Dans ses dernières écritures transmises par voie électronique le 23 octobre 2023, M. [U] reprend les mêmes prétentions et expose, au soutien de celles-ci, qu’il a été confié aux services de l’aide sociale à l’enfance de Côte d’Or pendant plus de 3 ans avant sa majorité.
M. [U] affirme par ailleurs que les actes d’état civil qu’il produit au soutien de sa demande sont manifestement probants au sens de l’article 47 du Code civil, et établissent son état civil de manière certaine. Le demandeur relève à ce titre que la copie d’acte de naissance produite comporte la date de l’évènement qu’il relate, à savoir sa naissance le 18 novembre 2004, ainsi que la date de l’établissement de cette copie, soit le 11 août 2022. M. [U] indique au surplus que les informations relatives à son identité sont identiques sur ces trois documents à savoir qu’il est de sexe masculin, né le 16 novembre 2004, à [Localité 4], de son père M. [R] [U], domicilié à [Localité 4] et de nationalité malienne et Mme [B] [O], domicilié à [Localité 4] également et de nationalité malienne.
En tout état de cause, M. [U] considère que les irrégularités soulevées par le ministère public, telles que l’omission de certaines mentions, ne sont pas suffisantes pour renverser la présomption de régularité attachée à ces documents au sens de l’article 47 du code civil.
Concernant le jugement supplétif de naissance du 18 mars 2022, M. [U] rappelle que le Ministère Public ne peut contester la régularité du jugement étranger faute de démontrer au préalable le caractère apocryphe de cette décision de justice. Le demandeur expose ainsi que le jugement supplétif comporte son, nom, prénom, date et lieu de naissance, ainsi que toutes les mentions essentielles pour établir son identité. Il ajoute que l’argument du ministère public concernant le caractère exécutoire n’a aucun emport sur la régularité du jugement et qu’il n’est pas établit que le Parquet malien n’aurait pas eu connaissance de la procédure. Enfin, M. [U] expose qu’il ne peut être soutenu que ledit jugement ne comporterait pas de motivation suffisante dès lors qu’il s’agit d’un extrait du jugement supplétif.

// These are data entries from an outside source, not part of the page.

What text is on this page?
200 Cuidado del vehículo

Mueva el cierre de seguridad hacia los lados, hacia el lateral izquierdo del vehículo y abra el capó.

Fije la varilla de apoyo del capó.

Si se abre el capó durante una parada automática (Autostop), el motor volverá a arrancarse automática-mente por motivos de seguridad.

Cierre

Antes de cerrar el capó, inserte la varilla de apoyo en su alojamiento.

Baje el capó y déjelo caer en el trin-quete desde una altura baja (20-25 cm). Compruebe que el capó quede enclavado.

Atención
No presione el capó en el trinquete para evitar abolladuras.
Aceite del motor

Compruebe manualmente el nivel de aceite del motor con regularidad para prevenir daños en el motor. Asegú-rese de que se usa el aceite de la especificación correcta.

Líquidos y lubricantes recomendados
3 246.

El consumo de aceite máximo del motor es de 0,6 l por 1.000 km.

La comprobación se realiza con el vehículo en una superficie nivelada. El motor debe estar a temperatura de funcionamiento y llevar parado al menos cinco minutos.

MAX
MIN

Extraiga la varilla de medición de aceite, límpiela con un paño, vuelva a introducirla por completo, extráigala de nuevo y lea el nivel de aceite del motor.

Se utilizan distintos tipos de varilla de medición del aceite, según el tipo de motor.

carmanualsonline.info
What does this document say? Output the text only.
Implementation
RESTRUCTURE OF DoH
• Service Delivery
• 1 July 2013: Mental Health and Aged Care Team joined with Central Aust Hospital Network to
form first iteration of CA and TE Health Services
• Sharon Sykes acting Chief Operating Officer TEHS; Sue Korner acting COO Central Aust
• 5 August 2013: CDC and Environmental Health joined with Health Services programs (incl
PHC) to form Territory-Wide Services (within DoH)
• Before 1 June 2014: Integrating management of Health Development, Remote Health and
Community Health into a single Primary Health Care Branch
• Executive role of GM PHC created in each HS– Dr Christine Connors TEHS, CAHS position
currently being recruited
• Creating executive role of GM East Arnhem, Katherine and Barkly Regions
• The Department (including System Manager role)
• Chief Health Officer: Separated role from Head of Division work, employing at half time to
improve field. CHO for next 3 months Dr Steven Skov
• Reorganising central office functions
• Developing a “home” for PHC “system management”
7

M. [U] considère en outre, qu’en remettant en cause son état civil, sans disposer d’aucune donnée objective permettant de nier les éléments les plus fondamentaux de son identité constitués par ses prénom, nom, date et lieu de naissance, l’administration porte atteinte à l’autorité de la chose jugée et au principe de sécurité juridique.
M. [U] estime enfin que le refus d’enregistrement de sa déclaration de nationalité constitue une violation manifeste de son droit à l’identité, droit fondamental protégé par les articles 3-1, 7 et 8 de la Convention internationale des droits de l’enfant, les articles 8 et 14 de la Convention européenne des droits de l’Homme et les articles 16 et 17 du Pacte international relatif aux droits civils et politiques du 16 décembre 1966.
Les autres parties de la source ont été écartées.